Type 2 NF1 deletions are believed to have an early postzygotic mitotic origin. Using microsatellite analysis, Roehl et al. (2010) analyzed 14 additional type 2 NF1 deletions and found that most type 2 NF1 deletions originated via intrachromosomal NAHR between SUZ12 and its highly homologous pseudogene. Combined with the findings of Steinmann et al. (2007), the results indicated that 16 of 18 type 2 NF1 deletions occurred postzygotically via the same method. Two unrelated patients, 1 with a severe phenotype, apparently had germline type 2 NF1 deletions.

Associations Pending Confirmation

By mutation screening of 12 of the 14 genes deleted in the type 1 chromosome 17q11 microdeletion, Douglas et al. (2007) identified heterozygous mutations in the RNF135 gene (611358.0001-611358.0004) in 4 of 245 unrelated individuals with an overgrowth syndrome characterized by increased postnatal height and weight, macrocephaly, variable learning disability, and dysmorphic facial features. One additional individual had a microdeletion of RNF135 and 4 other genes, but not NF1. Although none had clinical features of NF1, the facial features were similar to the NF1 deletion syndrome, including broad forehead, downslanting palpebral fissures, broad nasal tip, long philtrum, and thin upper lip. Variable features in 1 or 2 patients included deafness, optic nerve hypoplasia, advanced bone age, ataxia, autistic features, and pulmonary stenosis. Douglas et al. (2007) concluded that haploinsufficiency of RNF135 contributes to the overgrowth and facial dysmorphism that is often present in individuals with NF1 microdeletions, as well as learning disabilities and other congenital anomalies.

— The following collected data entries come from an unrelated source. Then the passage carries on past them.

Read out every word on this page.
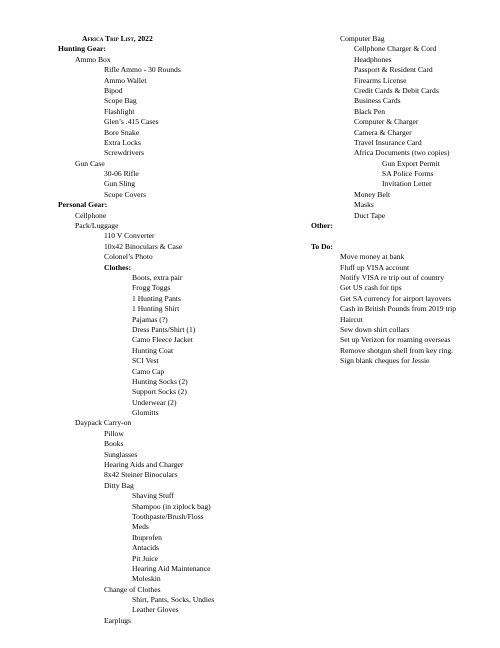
Africa Trip List, 2022
Hunting Gear:
Ammo Box
Rifle Ammo - 30 Rounds
Ammo Wallet
Bipod
Scope Bag
Flashlight
Glen’s .415 Cases
Bore Snake
Extra Locks
Screwdrivers
Gun Case
30-06 Rifle
Gun Sling
Scope Covers
Personal Gear:
Cellphone
Pack/Luggage
110 V Converter
10x42 Binoculars & Case
Colonel’s Photo
Clothes:
Boots, extra pair
Frogg Toggs
1 Hunting Pants
1 Hunting Shirt
Pajamas (?)
Dress Pants/Shirt (1)
Camo Fleece Jacket
Hunting Coat
SCI Vest
Camo Cap
Hunting Socks (2)
Support Socks (2)
Underwear (2)
Glomitts
Daypack Carry-on
Pillow
Books
Sunglasses
Hearing Aids and Charger
8x42 Steiner Binoculars
Ditty Bag
Shaving Stuff
Shampoo (in ziplock bag)
Toothpaste/Brush/Floss
Meds
Ibuprofen
Antacids
Pit Juice
Hearing Aid Maintenance
Moleskin
Change of Clothes
Shirt, Pants, Socks, Undies
Leather Gloves
Earplugs
Computer Bag
Cellphone Charger & Cord
Headphones
Passport & Resident Card
Firearms License
Credit Cards & Debit Cards
Business Cards
Black Pen
Computer & Charger
Camera & Charger
Travel Insurance Card
Africa Documents (two copies)
Gun Export Permit
SA Police Forms
Invitation Letter
Money Belt
Masks
Duct Tape
Other:
To Do:
Move money at bank
Fluff up VISA account
Notify VISA re trip out of country
Get US cash for tips
Get SA currency for airport layovers
Cash in British Pounds from 2019 trip
Haircut
Sew down shirt collars
Set up Verizon for roaming overseas
Remove shotgun shell from key ring.
Sign blank cheques for Jessie
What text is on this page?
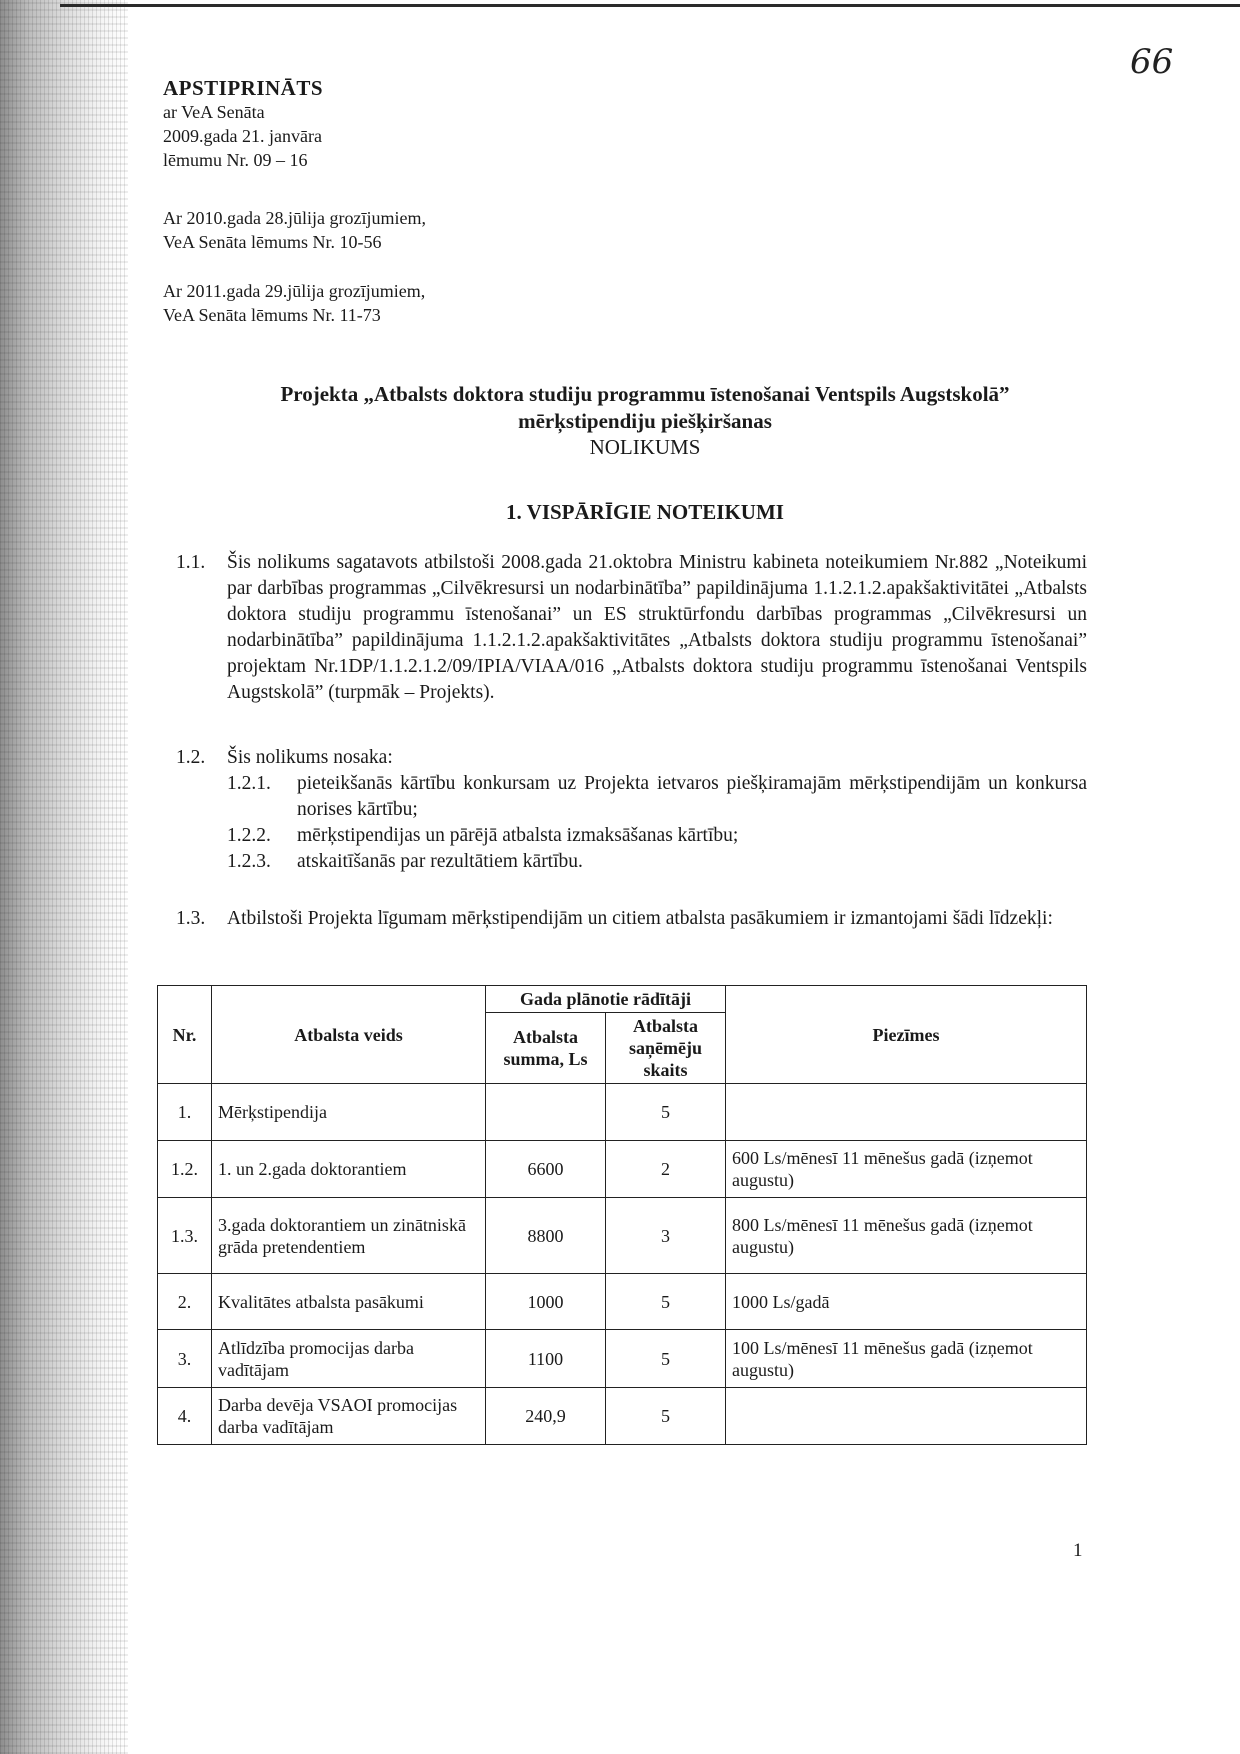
66
APSTIPRINĀTS
ar VeA Senāta
2009.gada 21. janvāra
lēmumu Nr. 09 – 16
Ar 2010.gada 28.jūlija grozījumiem,
VeA Senāta lēmums Nr. 10-56
Ar 2011.gada 29.jūlija grozījumiem,
VeA Senāta lēmums Nr. 11-73
Projekta „Atbalsts doktora studiju programmu īstenošanai Ventspils Augstskolā”
mērķstipendiju piešķiršanas
NOLIKUMS
1. VISPĀRĪGIE NOTEIKUMI
1.1. Šis nolikums sagatavots atbilstoši 2008.gada 21.oktobra Ministru kabineta noteikumiem Nr.882 „Noteikumi par darbības programmas „Cilvēkresursi un nodarbinātība” papildinājuma 1.1.2.1.2.apakšaktivitātei „Atbalsts doktora studiju programmu īstenošanai” un ES struktūrfondu darbības programmas „Cilvēkresursi un nodarbinātība” papildinājuma 1.1.2.1.2.apakšaktivitātes „Atbalsts doktora studiju programmu īstenošanai” projektam Nr.1DP/1.1.2.1.2/09/IPIA/VIAA/016 „Atbalsts doktora studiju programmu īstenošanai Ventspils Augstskolā” (turpmāk – Projekts).
1.2. Šis nolikums nosaka:
1.2.1. pieteikšanās kārtību konkursam uz Projekta ietvaros piešķiramajām mērķstipendijām un konkursa norises kārtību;
1.2.2. mērķstipendijas un pārējā atbalsta izmaksāšanas kārtību;
1.2.3. atskaitīšanās par rezultātiem kārtību.
1.3. Atbilstoši Projekta līgumam mērķstipendijām un citiem atbalsta pasākumiem ir izmantojami šādi līdzekļi:
Nr.	Atbalsta veids	Gada plānotie rādītāji		Piezīmes
		Atbalsta summa, Ls	Atbalsta saņēmēju skaits	
1.	Mērķstipendija		5	
1.2.	1. un 2.gada doktorantiem	6600	2	600 Ls/mēnesī 11 mēnešus gadā (izņemot augustu)
1.3.	3.gada doktorantiem un zinātniskā grāda pretendentiem	8800	3	800 Ls/mēnesī 11 mēnešus gadā (izņemot augustu)
2.	Kvalitātes atbalsta pasākumi	1000	5	1000 Ls/gadā
3.	Atlīdzība promocijas darba vadītājam	1100	5	100 Ls/mēnesī 11 mēnešus gadā (izņemot augustu)
4.	Darba devēja VSAOI promocijas darba vadītājam	240,9	5	
1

Functional studies were not performed.

Wright et al. (2019) used data from 379,768 UK Biobank participants of European ancestry to access the pathogenicity and penetrance of putatively clinically important rare variants. Two variants in the RNF135 gene, Q243X (611358.0001) and a 1-bp insertion, had no statistically significant association with years of education, fluid intelligence, BMI, or height. The Q243X variant was found at a minor allele frequency (MAF) of 0.00215, and the 1-bp insertion at a MAF of 0.05265. Wright et al. (2019) argued that, based on the lack of association with any clinically relevant traits, the probability of 0 of the gene's being loss-of-function (LOF)-intolerant (based on the presence in ExAC of LOF variants in the gene; Lek et al., 2016), the age of the report of Douglas et al. (2007), and the lack of enrichment of de novo mutations in the Deciphering Developmental Disorders Study (2017), RNF135 haploinsufficiency is not a cause of impaired intellectual development.

Animal Model

Venturin et al. (2014) found that morpholino-mediated knockdown of adap2 in zebrafish embryos resulted in variable circulatory defects at 2 days postfertilization, including total loss of circulation, accumulation of blood cells in the trunk and/or tail, and blood stases in the head. Circulatory defects in adap2 morphants appeared to be caused by abnormal heart development and function, including lack of leftward cardiac jogging, abnormal heart looping (including presence of a completely linear heart tube), reduced ventricle size, and abnormal atrioventricular valve formation. Venturin et al. (2014) hypothesized that occurrence of cardiovascular malformations in NF1 microdeletion patients is due to ADAP2 haploinsufficiency.